La biochimica studia:

  • Le sostanze che costituiscono la materia vivente
  • Le reazioni cui vanno incontro tali molecole
  • I processi di regolazione cui sono soggette le reazioni che coinvolgono le molecole organiche

Gli organismi viventi sono sistemi aperti, molto lontani dall'equilibrio, caratterizzati da:

  • Organizzazione biochimica comune, almeno nelle linee essenziali
  • Variabilità a molteplici livelli (varietà di citotipi in un tessuto, varietà di tessuti nell’organismo, varietà di organismi, ecc.)

La biochimica è la scienza che studia le varie molecole presenti negli organismi viventi, le reazioni chimiche cui vanno incontro queste molecole ed i processi che regolano tali reazioni.

Garrod nei primi anni del XX secolo studiando alcuni pazienti affetti da malattie relativamente rare scoprì che queste patologie erano determinate geneticamente; sulla base delle sue osservazioni, coniò l’espressione errori congeniti del metabolismo.

Cause principali di malattie

(Tutte le cause riportate agiscono influenzando meccanismi biochimici diversi)
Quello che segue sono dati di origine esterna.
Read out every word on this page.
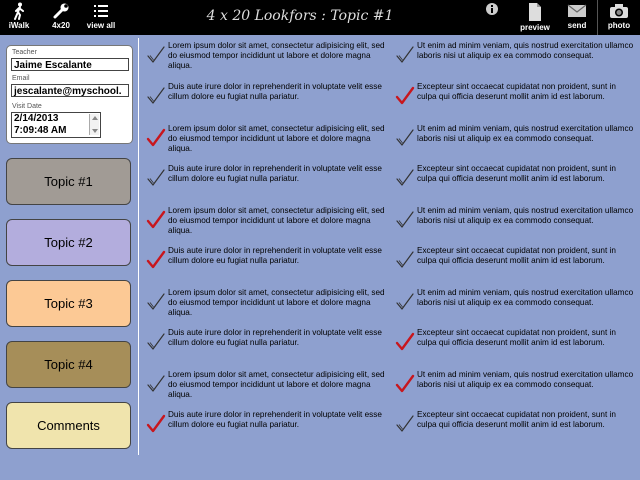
iWalk	4x20	view all
4 x 20 Lookfors : Topic #1
preview	send	photo
Teacher
Jaime Escalante
Email
jescalante@myschool.
Visit Date
2/14/2013
7:09:48 AM
Topic #1
Topic #2
Topic #3
Topic #4
Comments
Lorem ipsum dolor sit amet, consectetur adipisicing elit, sed do eiusmod tempor incididunt ut labore et dolore magna aliqua.
Ut enim ad minim veniam, quis nostrud exercitation ullamco laboris nisi ut aliquip ex ea commodo consequat.
Duis aute irure dolor in reprehenderit in voluptate velit esse cillum dolore eu fugiat nulla pariatur.
Excepteur sint occaecat cupidatat non proident, sunt in culpa qui officia deserunt mollit anim id est laborum.
Lorem ipsum dolor sit amet, consectetur adipisicing elit, sed do eiusmod tempor incididunt ut labore et dolore magna aliqua.
Ut enim ad minim veniam, quis nostrud exercitation ullamco laboris nisi ut aliquip ex ea commodo consequat.
Duis aute irure dolor in reprehenderit in voluptate velit esse cillum dolore eu fugiat nulla pariatur.
Excepteur sint occaecat cupidatat non proident, sunt in culpa qui officia deserunt mollit anim id est laborum.
Lorem ipsum dolor sit amet, consectetur adipisicing elit, sed do eiusmod tempor incididunt ut labore et dolore magna aliqua.
Ut enim ad minim veniam, quis nostrud exercitation ullamco laboris nisi ut aliquip ex ea commodo consequat.
Duis aute irure dolor in reprehenderit in voluptate velit esse cillum dolore eu fugiat nulla pariatur.
Excepteur sint occaecat cupidatat non proident, sunt in culpa qui officia deserunt mollit anim id est laborum.
Lorem ipsum dolor sit amet, consectetur adipisicing elit, sed do eiusmod tempor incididunt ut labore et dolore magna aliqua.
Ut enim ad minim veniam, quis nostrud exercitation ullamco laboris nisi ut aliquip ex ea commodo consequat.
Duis aute irure dolor in reprehenderit in voluptate velit esse cillum dolore eu fugiat nulla pariatur.
Excepteur sint occaecat cupidatat non proident, sunt in culpa qui officia deserunt mollit anim id est laborum.
Lorem ipsum dolor sit amet, consectetur adipisicing elit, sed do eiusmod tempor incididunt ut labore et dolore magna aliqua.
Ut enim ad minim veniam, quis nostrud exercitation ullamco laboris nisi ut aliquip ex ea commodo consequat.
Duis aute irure dolor in reprehenderit in voluptate velit esse cillum dolore eu fugiat nulla pariatur.
Excepteur sint occaecat cupidatat non proident, sunt in culpa qui officia deserunt mollit anim id est laborum.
  • Agenti fisici: traumi meccanici, temperature estreme, cambiamenti improvvisi della pressione atmosferica, radiazioni, shock elettrico.
  • Agenti chimici: certi composti tossici, farmaci terapeutici, ecc.
  • Agenti biologici: virus, batteri, funghi, forme superiori di parassiti.
  • Mancanza di ossigeno: carenza di produzione del sangue, diminuzione della capacità di trasporto di ossigeno da parte del sangue, avvelenamento degli enzimi ossidativi.
  • Disordini genetici: congeniti, molecolari.
  • Reazioni immunologiche: anafilassi, malattie autoimmuni.
  • Squilibri nutrizionali: deficit, eccessi.
  • Squilibri ormonali: deficit ormonali, eccessi.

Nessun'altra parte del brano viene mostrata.